Pertanyaan yang Sering Muncul
“Apakah lebih baik stake ETH atau hold saja?” Jika planning hold ETH jangka panjang anyway, staking menambah yield tanpa tambahan risiko yang signifikan (terutama via liquid staking). Tidak ada alasan untuk tidak stake jika sudah comfortable.
“Apakah staking ETH dikenakan pajak?” Secara teknikal di Indonesia, yield staking adalah “penghasilan lain-lain” yang perlu dilaporkan. Guidance spesifik dari DJP masih berkembang. Konsultasikan dengan tax advisor jika jumlah signifikan.
“Berapa minimum untuk staking yang worth it?” Untuk liquid staking via Lido: tidak ada minimum, tapi pertimbangkan gas fee (pakai Arbitrum atau L2 untuk biaya lebih kecil). Untuk exchange staking: sesuai minimum exchange.
Kesimpulan
Staking adalah cara mendapat yield pasif dari crypto Proof of Stake yang Anda sudah hold. Untuk investor Indonesia yang hold ETH:
- Exchange staking: Entry point paling mudah
- Liquid staking (Lido): Trade-off terbaik antara kemudahan dan yield
- Native validator: Hanya untuk yang sangat teknikal dan punya 32 ETH
Return ~3-5% per tahun untuk ETH staking adalah tambahan yang welcome jika sudah planning hold ETH jangka panjang.

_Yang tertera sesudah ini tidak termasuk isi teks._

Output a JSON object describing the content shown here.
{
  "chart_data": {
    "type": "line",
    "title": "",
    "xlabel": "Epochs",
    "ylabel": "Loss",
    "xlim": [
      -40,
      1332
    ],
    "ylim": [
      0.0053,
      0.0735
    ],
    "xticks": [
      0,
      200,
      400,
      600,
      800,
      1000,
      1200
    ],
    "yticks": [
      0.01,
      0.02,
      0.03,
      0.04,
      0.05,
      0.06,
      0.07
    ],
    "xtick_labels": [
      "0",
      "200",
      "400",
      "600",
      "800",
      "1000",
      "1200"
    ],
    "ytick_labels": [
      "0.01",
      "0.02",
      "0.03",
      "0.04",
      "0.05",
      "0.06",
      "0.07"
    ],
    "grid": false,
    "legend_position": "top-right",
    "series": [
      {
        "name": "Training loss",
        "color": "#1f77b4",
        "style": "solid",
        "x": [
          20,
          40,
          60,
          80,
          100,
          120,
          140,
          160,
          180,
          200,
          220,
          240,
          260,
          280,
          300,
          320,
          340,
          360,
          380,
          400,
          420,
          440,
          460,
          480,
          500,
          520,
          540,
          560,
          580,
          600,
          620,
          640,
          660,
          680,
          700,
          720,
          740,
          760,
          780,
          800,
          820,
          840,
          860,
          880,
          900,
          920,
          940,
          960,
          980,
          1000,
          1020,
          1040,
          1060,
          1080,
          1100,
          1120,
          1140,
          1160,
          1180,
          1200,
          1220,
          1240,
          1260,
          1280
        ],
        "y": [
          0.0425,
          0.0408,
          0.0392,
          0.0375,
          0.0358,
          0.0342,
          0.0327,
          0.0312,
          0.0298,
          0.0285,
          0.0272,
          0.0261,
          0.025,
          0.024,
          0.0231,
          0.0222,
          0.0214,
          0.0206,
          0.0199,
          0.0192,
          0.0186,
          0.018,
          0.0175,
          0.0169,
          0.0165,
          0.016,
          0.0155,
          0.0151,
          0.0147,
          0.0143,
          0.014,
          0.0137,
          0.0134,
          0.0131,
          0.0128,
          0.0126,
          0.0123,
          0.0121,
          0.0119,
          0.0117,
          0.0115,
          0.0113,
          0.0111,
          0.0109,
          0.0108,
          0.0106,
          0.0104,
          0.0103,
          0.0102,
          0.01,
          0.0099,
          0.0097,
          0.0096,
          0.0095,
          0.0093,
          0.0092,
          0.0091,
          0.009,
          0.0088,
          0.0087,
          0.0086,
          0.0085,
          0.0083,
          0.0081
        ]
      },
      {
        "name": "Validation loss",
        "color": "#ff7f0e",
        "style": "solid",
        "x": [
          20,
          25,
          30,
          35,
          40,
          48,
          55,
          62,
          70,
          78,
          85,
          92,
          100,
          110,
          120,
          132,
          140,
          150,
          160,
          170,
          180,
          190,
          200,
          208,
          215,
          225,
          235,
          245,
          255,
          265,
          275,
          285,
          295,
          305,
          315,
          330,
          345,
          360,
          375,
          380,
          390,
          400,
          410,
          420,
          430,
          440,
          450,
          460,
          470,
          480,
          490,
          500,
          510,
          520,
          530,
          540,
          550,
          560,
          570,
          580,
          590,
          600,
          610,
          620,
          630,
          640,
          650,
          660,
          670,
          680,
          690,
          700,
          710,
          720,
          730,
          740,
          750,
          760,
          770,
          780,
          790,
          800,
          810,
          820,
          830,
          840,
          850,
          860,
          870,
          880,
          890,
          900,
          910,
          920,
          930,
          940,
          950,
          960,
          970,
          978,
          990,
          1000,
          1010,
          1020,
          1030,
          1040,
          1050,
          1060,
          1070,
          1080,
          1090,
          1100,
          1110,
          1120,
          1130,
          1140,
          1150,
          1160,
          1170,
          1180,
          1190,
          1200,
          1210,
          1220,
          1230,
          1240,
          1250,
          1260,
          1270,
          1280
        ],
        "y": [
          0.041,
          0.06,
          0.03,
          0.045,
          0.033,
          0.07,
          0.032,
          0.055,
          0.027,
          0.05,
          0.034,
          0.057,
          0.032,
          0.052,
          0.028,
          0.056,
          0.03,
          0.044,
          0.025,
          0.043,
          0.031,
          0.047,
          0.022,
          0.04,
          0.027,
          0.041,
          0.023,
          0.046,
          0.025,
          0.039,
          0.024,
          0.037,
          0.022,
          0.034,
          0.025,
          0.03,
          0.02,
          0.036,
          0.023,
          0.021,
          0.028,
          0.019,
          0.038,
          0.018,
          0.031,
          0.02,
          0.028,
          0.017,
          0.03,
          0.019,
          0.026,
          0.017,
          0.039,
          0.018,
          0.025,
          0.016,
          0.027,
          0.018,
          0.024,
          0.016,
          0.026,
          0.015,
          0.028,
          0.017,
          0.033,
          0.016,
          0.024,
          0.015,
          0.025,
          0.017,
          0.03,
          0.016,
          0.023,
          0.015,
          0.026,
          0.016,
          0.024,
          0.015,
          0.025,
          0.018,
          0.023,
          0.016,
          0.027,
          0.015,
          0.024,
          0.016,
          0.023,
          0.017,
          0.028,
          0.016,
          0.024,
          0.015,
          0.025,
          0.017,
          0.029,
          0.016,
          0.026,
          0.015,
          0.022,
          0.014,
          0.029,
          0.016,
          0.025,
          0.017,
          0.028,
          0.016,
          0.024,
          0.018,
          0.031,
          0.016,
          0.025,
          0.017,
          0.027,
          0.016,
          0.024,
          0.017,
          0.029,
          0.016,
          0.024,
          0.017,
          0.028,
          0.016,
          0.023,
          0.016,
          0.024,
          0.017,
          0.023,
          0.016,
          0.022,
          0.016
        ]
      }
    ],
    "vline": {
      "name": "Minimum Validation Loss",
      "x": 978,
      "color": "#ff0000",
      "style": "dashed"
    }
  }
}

💡 Baru mulai di crypto? WhaleX punya kelas gratis untuk investor pemula — dari beli pertama sampai memahami risiko dengan benar. Mulai dari kelas gratis →
⚠️ Disclaimer: Staking tidak menghilangkan risiko harga ETH yang masih sangat volatile. Yield bisa berubah. Bukan rekomendasi investasi.
Kelas gratis WhaleX: dasar-dasar trading bot crypto, dari recurring buy sampai spot grid — cocok untuk pemula.
Ikut Kelas Bot Gratis →Pertanyaan Umum
Apakah staking crypto aman?
Staking punya risiko berbeda berdasarkan metodenya. Staking ETH native: risiko teknikal jika setup salah (slashing). Liquid staking (Lido): smart contract risk tapi tidak perlu 32 ETH. Exchange staking: counterparty risk exchange. Tidak ada staking yang 100% tanpa risiko.
Berapa return staking Ethereum per tahun?
ETH staking yield sekitar 3-5% per tahun (per 2025). Ini berubah berdasarkan jumlah total ETH yang di-stake — semakin banyak yang staking, semakin rendah yield per validator karena reward dibagi lebih banyak.